Rome wasn't built in a day. Sometimes it takes many months to start to see reactions from marketing programs and press efforts. This offer came in six months after the first press release went out and appeared on 10 or 12 websites in the USA... for the sake of accuracy, this artist reneged on a 60-day media blitz after only 30-days, frustrated and flailing that things were not happening fast enough, besmirching the team and their efforts on his way out of the door. Very uncool and very unrealistic. As it's said, 'every overnight sensation was ten years in the making.'
Chris,
I wasn't aware you were the publicist. The letter does say, "I am going to ask for $1,000.00 to secure your placement and act as your manager."
I was looking at it from the perspective of a management deal not as publicity.
I feel you that most artist don't want to admit that there is now more time, money, and effort needed to promote a project than there is to create it. But from what you wrote in a) through g) it sounds like the artist wasn't going to follow through with anything you brought them. Tough sell.
Foster,
While I don't state in the article I am a professional publicist, the article states, "As far as the publicity was concerned, we did a decent job on the one and only press release we were paid to send out", leading anyone to assume I’m a publicist, and one click leads you to info that reveals my profession.
And your point, "most artist don't want to admit that there is now more time, money, and effort needed to promote a project than there is to create it," is not accurate.
It has ALWAYS taken more time, money, and effort to promote a project than to create it... that has been a constant and not changed.
The difference these days is the artist HAS to make the time and effort, and cough up the money, to do it themselves.
The cost of promotion and touring alone dwarfs the actual productions.
Really?
Yea.
A major label band, like RUSH, has an overhead of hundreds of thousands to about a million dollars per week while out on tour. Far more than what it costs to record an album.
The Billboard chart reports that Rush dates from August through October (2010) sold more than 270,000 tickets, with a gross of $18,989,834.
http://www.ultimate-guitar.com/news/general_music_news/rush_top_tour_list.html
What do you think it costs to keep such a production out on the road, and promote it?
I tell every artist, be prepared to budget 4 times more for promotion and marketing than production and packing on your indie release.

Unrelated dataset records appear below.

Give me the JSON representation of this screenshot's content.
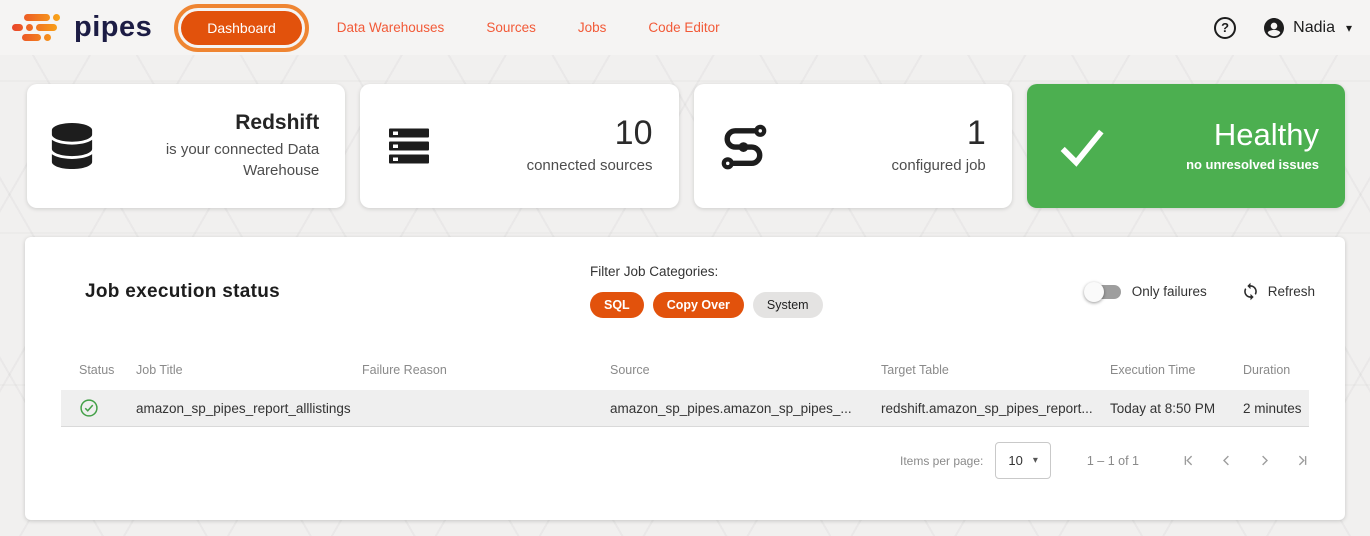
{
  "brand": {
    "name": "pipes"
  },
  "nav": {
    "items": [
      {
        "label": "Dashboard",
        "active": true
      },
      {
        "label": "Data Warehouses",
        "active": false
      },
      {
        "label": "Sources",
        "active": false
      },
      {
        "label": "Jobs",
        "active": false
      },
      {
        "label": "Code Editor",
        "active": false
      }
    ],
    "user": {
      "name": "Nadia"
    }
  },
  "icons": {
    "help_glyph": "?",
    "caret_down_glyph": "▾"
  },
  "cards": [
    {
      "icon": "database-icon",
      "title": "Redshift",
      "subtitle": "is your connected Data Warehouse"
    },
    {
      "icon": "sources-icon",
      "title": "10",
      "subtitle": "connected sources"
    },
    {
      "icon": "pipeline-icon",
      "title": "1",
      "subtitle": "configured job"
    },
    {
      "icon": "check-icon",
      "title": "Healthy",
      "subtitle": "no unresolved issues",
      "variant": "success"
    }
  ],
  "job_section": {
    "title": "Job execution status",
    "filter_label": "Filter Job Categories:",
    "filters": [
      {
        "label": "SQL",
        "active": true
      },
      {
        "label": "Copy Over",
        "active": true
      },
      {
        "label": "System",
        "active": false
      }
    ],
    "only_failures_label": "Only failures",
    "only_failures_on": false,
    "refresh_label": "Refresh",
    "table": {
      "columns": [
        "Status",
        "Job Title",
        "Failure Reason",
        "Source",
        "Target Table",
        "Execution Time",
        "Duration"
      ],
      "rows": [
        {
          "status": "success",
          "job_title": "amazon_sp_pipes_report_alllistings",
          "failure_reason": "",
          "source": "amazon_sp_pipes.amazon_sp_pipes_...",
          "target_table": "redshift.amazon_sp_pipes_report...",
          "execution_time": "Today at 8:50 PM",
          "duration": "2 minutes"
        }
      ]
    },
    "pagination": {
      "items_per_page_label": "Items per page:",
      "items_per_page_value": "10",
      "range_label": "1 – 1 of 1"
    }
  },
  "colors": {
    "accent_orange": "#e2520c",
    "nav_link_orange": "#f25a38",
    "annotation_orange": "#ef8532",
    "success_green": "#4caf50",
    "status_check_green": "#43a047",
    "row_background": "#efefef"
  }
}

That never sinks in – they never have resources to promote. Artists brag about how much they paid to make the disc and when they come to me wanting to promote it, and when I ask about the budget, 9 out of 10 say they have none. No budget to promote or sell your work?
Even today, after this whole internet thing turned out not to be a passing fancy or fad, what artists still don't realize is they only need 3000 people giving them $10 per month in order to earn a really good living.